Gary Lahens of Honolulu took part in the company’s vaccine trials for the safety of his family and community, he told news outlet KHON2. He rolled his sleeve before the cameras to show the bandage on his arm.
“I did this study in the beginning because of my mom and my aunties, they’re all in their eighties,” Lahens told the outlet. “I think it was a good thing for me to do.”
The Hawaii man received his first two Pfizer doses in September, months before the product went before the Food and Drug Administration (FDA) and was ultimately granted emergency use authorization. Now months later in the booster study, Lahens received his third dose, and has undergone swab tests and had blood samples taken. Pfizer plans to follow up with study participants for two years.
“I want to help people, that’s why I was a cop before, so it still stays in part of your blood,” Lahens said. “I feel that if it works, it helps us open Hawaii, it helps a lot of people.”

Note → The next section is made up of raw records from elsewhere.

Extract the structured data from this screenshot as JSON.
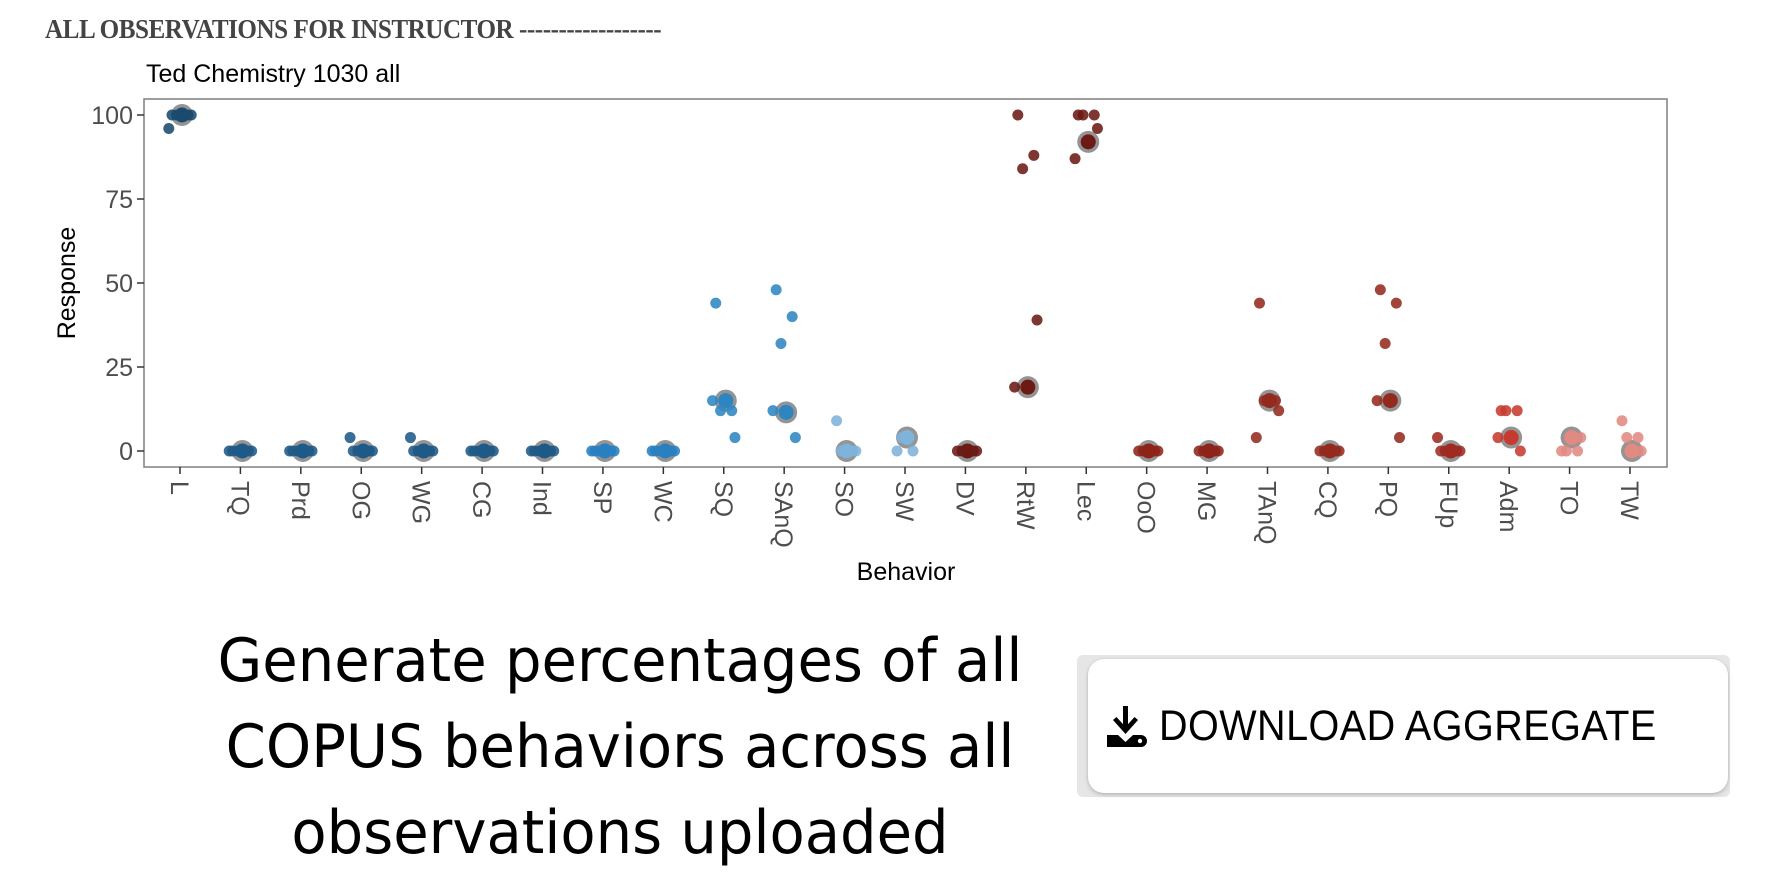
{
  "header": {
    "title": "ALL OBSERVATIONS FOR INSTRUCTOR ------------------"
  },
  "chart_data": {
    "type": "scatter",
    "title": "Ted Chemistry 1030 all",
    "xlabel": "Behavior",
    "ylabel": "Response",
    "ylim": [
      -4,
      104
    ],
    "yticks": [
      "0",
      "25",
      "50",
      "75",
      "100"
    ],
    "ytick_values": [
      0,
      25,
      50,
      75,
      100
    ],
    "grid": false,
    "legend": "none",
    "categories": [
      "L",
      "TQ",
      "Prd",
      "OG",
      "WG",
      "CG",
      "Ind",
      "SP",
      "WC",
      "SQ",
      "SAnQ",
      "SO",
      "SW",
      "DV",
      "RtW",
      "Lec",
      "OoO",
      "MG",
      "TAnQ",
      "CQ",
      "PQ",
      "FUp",
      "Adm",
      "TO",
      "TW"
    ],
    "colors": [
      "#1a4a6e",
      "#1f5a87",
      "#1f5a87",
      "#1f5a87",
      "#1f5a87",
      "#1f5a87",
      "#1f5a87",
      "#2980c0",
      "#2980c0",
      "#2e86c1",
      "#2e86c1",
      "#7fb3d9",
      "#7fb3d9",
      "#6b1a14",
      "#6b1a14",
      "#6b1a14",
      "#8e2419",
      "#8e2419",
      "#942a1f",
      "#942a1f",
      "#942a1f",
      "#9e2a22",
      "#c63a2f",
      "#e08a82",
      "#e08a82"
    ],
    "mean_ring_color": "#888888",
    "series": [
      {
        "category": "L",
        "points": [
          100,
          100,
          100,
          100,
          96
        ],
        "mean": 100
      },
      {
        "category": "TQ",
        "points": [
          0,
          0,
          0,
          0,
          0
        ],
        "mean": 0
      },
      {
        "category": "Prd",
        "points": [
          0,
          0,
          0,
          0,
          0
        ],
        "mean": 0
      },
      {
        "category": "OG",
        "points": [
          0,
          0,
          0,
          0,
          4
        ],
        "mean": 0
      },
      {
        "category": "WG",
        "points": [
          0,
          0,
          0,
          0,
          4
        ],
        "mean": 0
      },
      {
        "category": "CG",
        "points": [
          0,
          0,
          0,
          0,
          0
        ],
        "mean": 0
      },
      {
        "category": "Ind",
        "points": [
          0,
          0,
          0,
          0,
          0
        ],
        "mean": 0
      },
      {
        "category": "SP",
        "points": [
          0,
          0,
          0,
          0,
          0
        ],
        "mean": 0
      },
      {
        "category": "WC",
        "points": [
          0,
          0,
          0,
          0,
          0
        ],
        "mean": 0
      },
      {
        "category": "SQ",
        "points": [
          44,
          12,
          12,
          4,
          15
        ],
        "mean": 15
      },
      {
        "category": "SAnQ",
        "points": [
          48,
          40,
          32,
          4,
          12
        ],
        "mean": 11.5
      },
      {
        "category": "SO",
        "points": [
          9,
          0,
          0,
          0
        ],
        "mean": 0
      },
      {
        "category": "SW",
        "points": [
          0,
          0,
          4
        ],
        "mean": 4
      },
      {
        "category": "DV",
        "points": [
          0,
          0,
          0,
          0
        ],
        "mean": 0
      },
      {
        "category": "RtW",
        "points": [
          100,
          88,
          84,
          39,
          19
        ],
        "mean": 19
      },
      {
        "category": "Lec",
        "points": [
          100,
          100,
          100,
          96,
          87
        ],
        "mean": 92
      },
      {
        "category": "OoO",
        "points": [
          0,
          0,
          0,
          0
        ],
        "mean": 0
      },
      {
        "category": "MG",
        "points": [
          0,
          0,
          0,
          0
        ],
        "mean": 0
      },
      {
        "category": "TAnQ",
        "points": [
          44,
          15,
          15,
          12,
          4
        ],
        "mean": 15
      },
      {
        "category": "CQ",
        "points": [
          0,
          0,
          0,
          0
        ],
        "mean": 0
      },
      {
        "category": "PQ",
        "points": [
          48,
          44,
          32,
          4,
          15
        ],
        "mean": 15
      },
      {
        "category": "FUp",
        "points": [
          0,
          0,
          0,
          0,
          4
        ],
        "mean": 0
      },
      {
        "category": "Adm",
        "points": [
          12,
          12,
          12,
          0,
          4
        ],
        "mean": 4
      },
      {
        "category": "TO",
        "points": [
          0,
          0,
          0,
          4
        ],
        "mean": 4
      },
      {
        "category": "TW",
        "points": [
          9,
          4,
          4,
          0
        ],
        "mean": 0
      }
    ]
  },
  "description": {
    "lines": [
      "Generate percentages of all",
      "COPUS behaviors across all",
      "observations uploaded"
    ]
  },
  "download_button": {
    "label": "DOWNLOAD AGGREGATE",
    "icon": "download-icon"
  }
}
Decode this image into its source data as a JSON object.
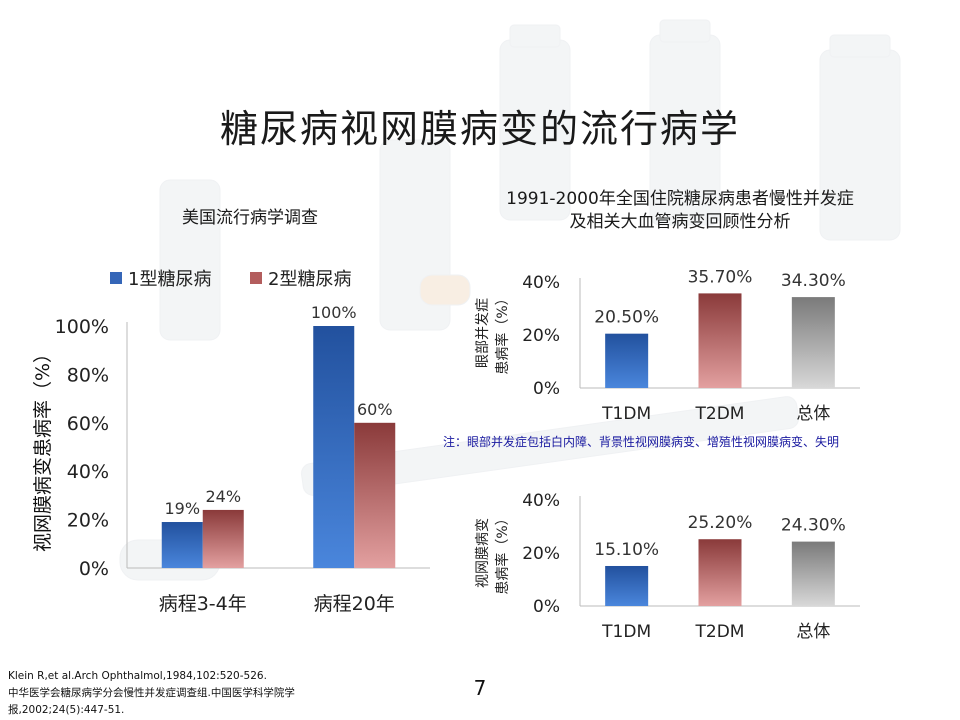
{
  "title": "糖尿病视网膜病变的流行病学",
  "left_subtitle": "美国流行病学调查",
  "right_subtitle_line1": "1991-2000年全国住院糖尿病患者慢性并发症",
  "right_subtitle_line2": "及相关大血管病变回顾性分析",
  "footnote": "注：眼部并发症包括白内障、背景性视网膜病变、增殖性视网膜病变、失明",
  "page_number": "7",
  "references": [
    "Klein R,et al.Arch Ophthalmol,1984,102:520-526.",
    "中华医学会糖尿病学分会慢性并发症调查组.中国医学科学院学",
    "报,2002;24(5):447-51."
  ],
  "colors": {
    "type1": "#2f62b5",
    "type2": "#a04848",
    "total": "#8c8c8c"
  },
  "chart_data": [
    {
      "type": "bar",
      "categories": [
        "病程3-4年",
        "病程20年"
      ],
      "series": [
        {
          "name": "1型糖尿病",
          "values": [
            19,
            100
          ],
          "labels": [
            "19%",
            "100%"
          ],
          "color": "blue"
        },
        {
          "name": "2型糖尿病",
          "values": [
            24,
            60
          ],
          "labels": [
            "24%",
            "60%"
          ],
          "color": "red"
        }
      ],
      "ylabel": "视网膜病变患病率（%）",
      "ylim": [
        0,
        100
      ],
      "yticks": [
        0,
        20,
        40,
        60,
        80,
        100
      ],
      "ytick_labels": [
        "0%",
        "20%",
        "40%",
        "60%",
        "80%",
        "100%"
      ],
      "legend": "top"
    },
    {
      "type": "bar",
      "categories": [
        "T1DM",
        "T2DM",
        "总体"
      ],
      "values": [
        20.5,
        35.7,
        34.3
      ],
      "labels": [
        "20.50%",
        "35.70%",
        "34.30%"
      ],
      "ylabel_line1": "眼部并发症",
      "ylabel_line2": "患病率（%）",
      "ylim": [
        0,
        40
      ],
      "yticks": [
        0,
        20,
        40
      ],
      "ytick_labels": [
        "0%",
        "20%",
        "40%"
      ]
    },
    {
      "type": "bar",
      "categories": [
        "T1DM",
        "T2DM",
        "总体"
      ],
      "values": [
        15.1,
        25.2,
        24.3
      ],
      "labels": [
        "15.10%",
        "25.20%",
        "24.30%"
      ],
      "ylabel_line1": "视网膜病变",
      "ylabel_line2": "患病率（%）",
      "ylim": [
        0,
        40
      ],
      "yticks": [
        0,
        20,
        40
      ],
      "ytick_labels": [
        "0%",
        "20%",
        "40%"
      ]
    }
  ]
}
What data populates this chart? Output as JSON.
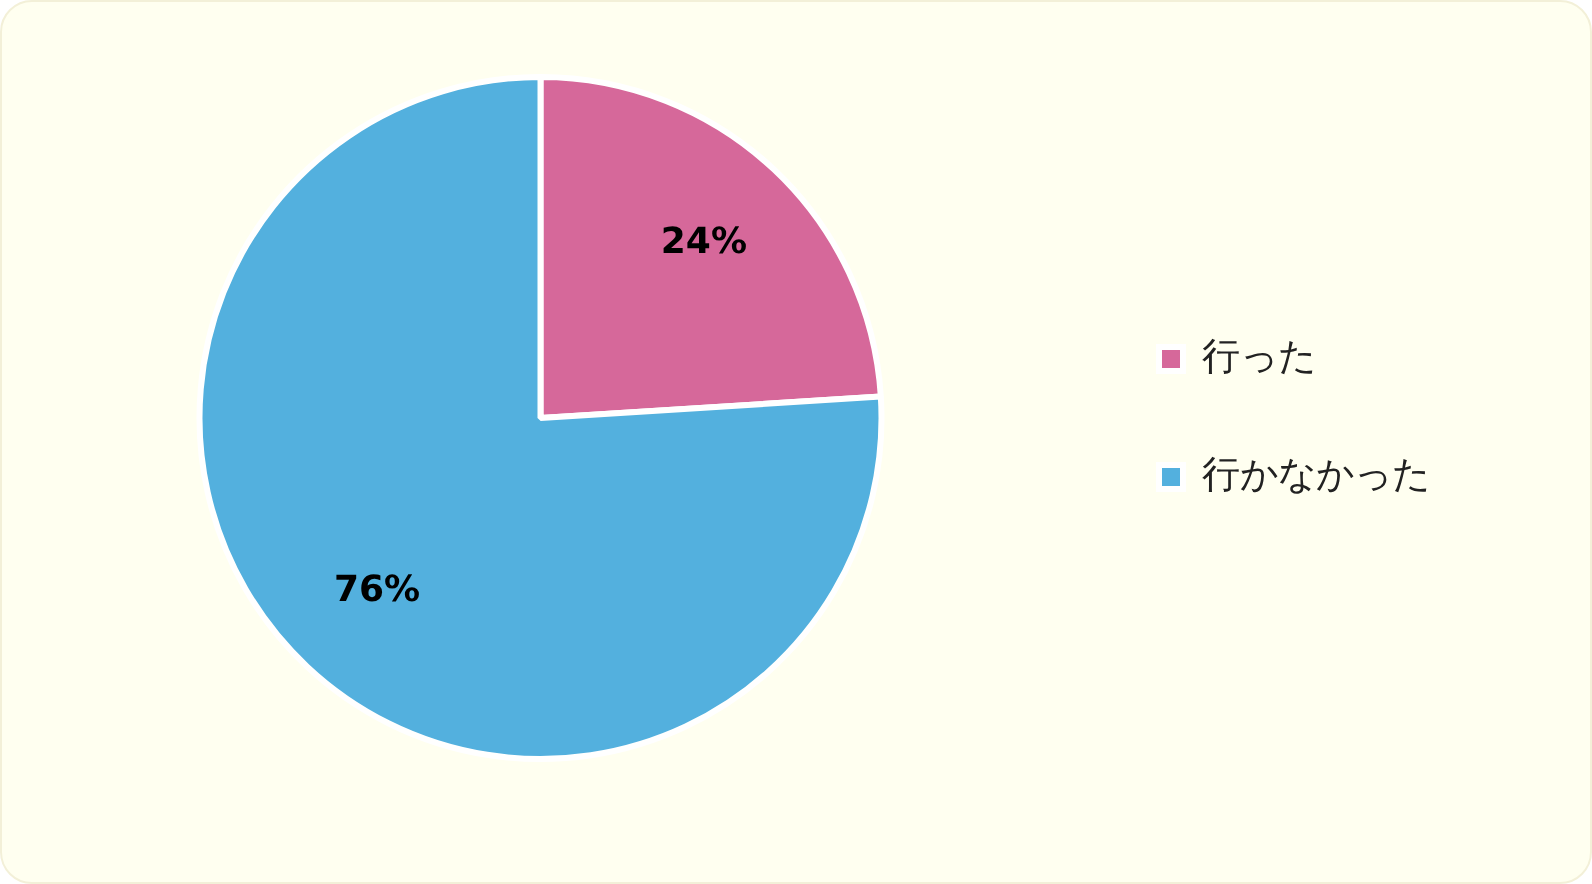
{
  "chart_data": {
    "type": "pie",
    "categories": [
      "行った",
      "行かなかった"
    ],
    "values": [
      24,
      76
    ],
    "colors": [
      "#d6689a",
      "#53b0de"
    ],
    "value_labels": [
      "24%",
      "76%"
    ],
    "legend": "right"
  }
}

One doctor involved with the vaccine rollout in Kauai told the outlet he was interested to see results from the studies.
“It’s been predicted that we might have a dramatic boost in antibodies after the third shot and we’re waiting to see on the many hundred fold level,” Dr. Warren Sparks, family practice specialist told KHON2. “And that might be a good thing, it might reduce the breakthrough cases to a true zero.”
Pfizer CEO Albert Bourla recently said a third dose will “likely” be needed within six to 12 months after people complete their initial vaccination series, as well as annual shots thereafter. In February, the company began testing whether a third shot could offer greater protection against emerging strains of the virus, like the concerning strain first detected in South Africa. Updated findings recently showed the vaccine had lasting protection for up to six months, and of 800 participants in a late-stage trial in South Africa, nine COVID-19 cases occurred, all in the placebo group.